Kings general manager Vlade Divac felt pressure on multiple fronts.

First, as he said, he had a better offer two days prior and feared the return would only get worse. Cognizant of losing out on the designated-veteran-player extension, Cousins’ agent was threatening not to re-sign with teams that traded for Cousins, and that apparently spooked one at least one potential suitor.

And then there’s Sacramento owner Vivek Ranadive, who reportedly has been intent on keeping Cousins.

Adrian Wojnarowski of Yahoo Sports on The Vertical Podcast with Chris Mannix:

They wanted to do this deal before Vivek Ranadive changed his mind again. This talk about this new list of transgressions by Cousins over the last few weeks — the incident with the Golden State fan, the technical fouls now that it turned into suspensions — these were very consistent with what’s gone on. These weren’t new. Now, they used that to say, “Well, we just decided we couldn’t go forward with him.” Management, the front office, they’ve wanted to trade him for a very long time. And they could not get Vivek on board. Once they had Vivek on board, they didn’t want him to change his mind again. A, that was part of the reason they rushed on Sunday to get the deal done.

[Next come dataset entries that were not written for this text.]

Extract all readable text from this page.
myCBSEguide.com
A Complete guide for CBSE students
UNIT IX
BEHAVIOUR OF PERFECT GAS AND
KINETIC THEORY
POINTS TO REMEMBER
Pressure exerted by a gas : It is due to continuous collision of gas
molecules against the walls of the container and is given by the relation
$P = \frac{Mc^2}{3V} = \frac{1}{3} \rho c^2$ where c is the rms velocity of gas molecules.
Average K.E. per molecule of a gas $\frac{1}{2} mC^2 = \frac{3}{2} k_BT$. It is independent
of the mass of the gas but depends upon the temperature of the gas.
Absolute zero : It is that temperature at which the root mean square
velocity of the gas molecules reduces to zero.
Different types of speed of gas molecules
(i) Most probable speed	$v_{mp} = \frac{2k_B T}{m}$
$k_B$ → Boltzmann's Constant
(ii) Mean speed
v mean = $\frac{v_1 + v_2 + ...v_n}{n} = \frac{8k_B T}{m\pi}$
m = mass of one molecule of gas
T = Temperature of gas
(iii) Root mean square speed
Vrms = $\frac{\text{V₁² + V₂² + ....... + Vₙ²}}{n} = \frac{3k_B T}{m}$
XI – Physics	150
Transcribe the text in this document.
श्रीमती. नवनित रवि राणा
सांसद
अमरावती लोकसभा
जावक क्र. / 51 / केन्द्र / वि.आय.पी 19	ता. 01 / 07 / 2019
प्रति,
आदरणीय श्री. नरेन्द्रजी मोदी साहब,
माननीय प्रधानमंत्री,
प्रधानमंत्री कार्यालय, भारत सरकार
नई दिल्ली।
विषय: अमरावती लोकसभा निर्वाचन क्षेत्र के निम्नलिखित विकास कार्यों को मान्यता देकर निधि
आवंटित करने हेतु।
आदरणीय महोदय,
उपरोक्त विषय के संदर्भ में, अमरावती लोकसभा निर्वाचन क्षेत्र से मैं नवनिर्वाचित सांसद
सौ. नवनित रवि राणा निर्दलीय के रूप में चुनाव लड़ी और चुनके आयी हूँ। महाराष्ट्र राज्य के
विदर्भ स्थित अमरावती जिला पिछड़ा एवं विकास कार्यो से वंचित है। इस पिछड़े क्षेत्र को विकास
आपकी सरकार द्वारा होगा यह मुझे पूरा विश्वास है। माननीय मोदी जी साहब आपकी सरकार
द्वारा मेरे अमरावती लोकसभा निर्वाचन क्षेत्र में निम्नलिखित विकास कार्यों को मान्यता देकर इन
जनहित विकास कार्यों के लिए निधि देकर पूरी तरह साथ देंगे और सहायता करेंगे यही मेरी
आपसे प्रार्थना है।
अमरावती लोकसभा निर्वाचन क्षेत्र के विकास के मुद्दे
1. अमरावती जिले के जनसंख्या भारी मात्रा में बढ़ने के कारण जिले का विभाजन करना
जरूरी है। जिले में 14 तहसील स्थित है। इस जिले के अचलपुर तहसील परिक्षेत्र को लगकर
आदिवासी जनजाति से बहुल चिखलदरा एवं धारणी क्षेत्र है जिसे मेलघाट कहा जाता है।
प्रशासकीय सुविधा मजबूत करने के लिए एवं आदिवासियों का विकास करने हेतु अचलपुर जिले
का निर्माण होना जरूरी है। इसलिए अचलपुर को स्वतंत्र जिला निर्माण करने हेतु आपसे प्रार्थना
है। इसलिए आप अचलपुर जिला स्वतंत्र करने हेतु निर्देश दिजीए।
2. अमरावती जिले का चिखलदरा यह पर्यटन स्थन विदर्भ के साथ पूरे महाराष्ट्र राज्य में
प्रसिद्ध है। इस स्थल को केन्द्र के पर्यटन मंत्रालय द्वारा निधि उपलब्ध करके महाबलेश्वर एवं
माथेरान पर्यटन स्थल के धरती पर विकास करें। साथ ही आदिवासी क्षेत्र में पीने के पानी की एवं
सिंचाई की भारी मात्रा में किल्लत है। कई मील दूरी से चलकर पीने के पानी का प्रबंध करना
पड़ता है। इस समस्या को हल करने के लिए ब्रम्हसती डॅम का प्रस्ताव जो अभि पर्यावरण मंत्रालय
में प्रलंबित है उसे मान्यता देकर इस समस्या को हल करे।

Marc Stein of ESPN on The Lowe Post podcast:

Vivek has been resistant to a DeMarcus Cousins trade for so long. He was into the Buddy Hield-New Orleans package idea, and the Kings’ front-office people wanted to push this thing through as fast they could before the owner changed his mind. I think that’s where the urgency came.

Cousins contributed to a toxic environment in Sacramento. For all the good he brought, there were plenty of negatives. I understand trading him to improve the culture.

But if you have to rush through a trade before other teams (like the Lakers) have a chance to improve their offers just so your Buddy-Hield loving owner won’t harmfully meddle, maybe jettisoning Cousins won’t eliminate all the dysfunction.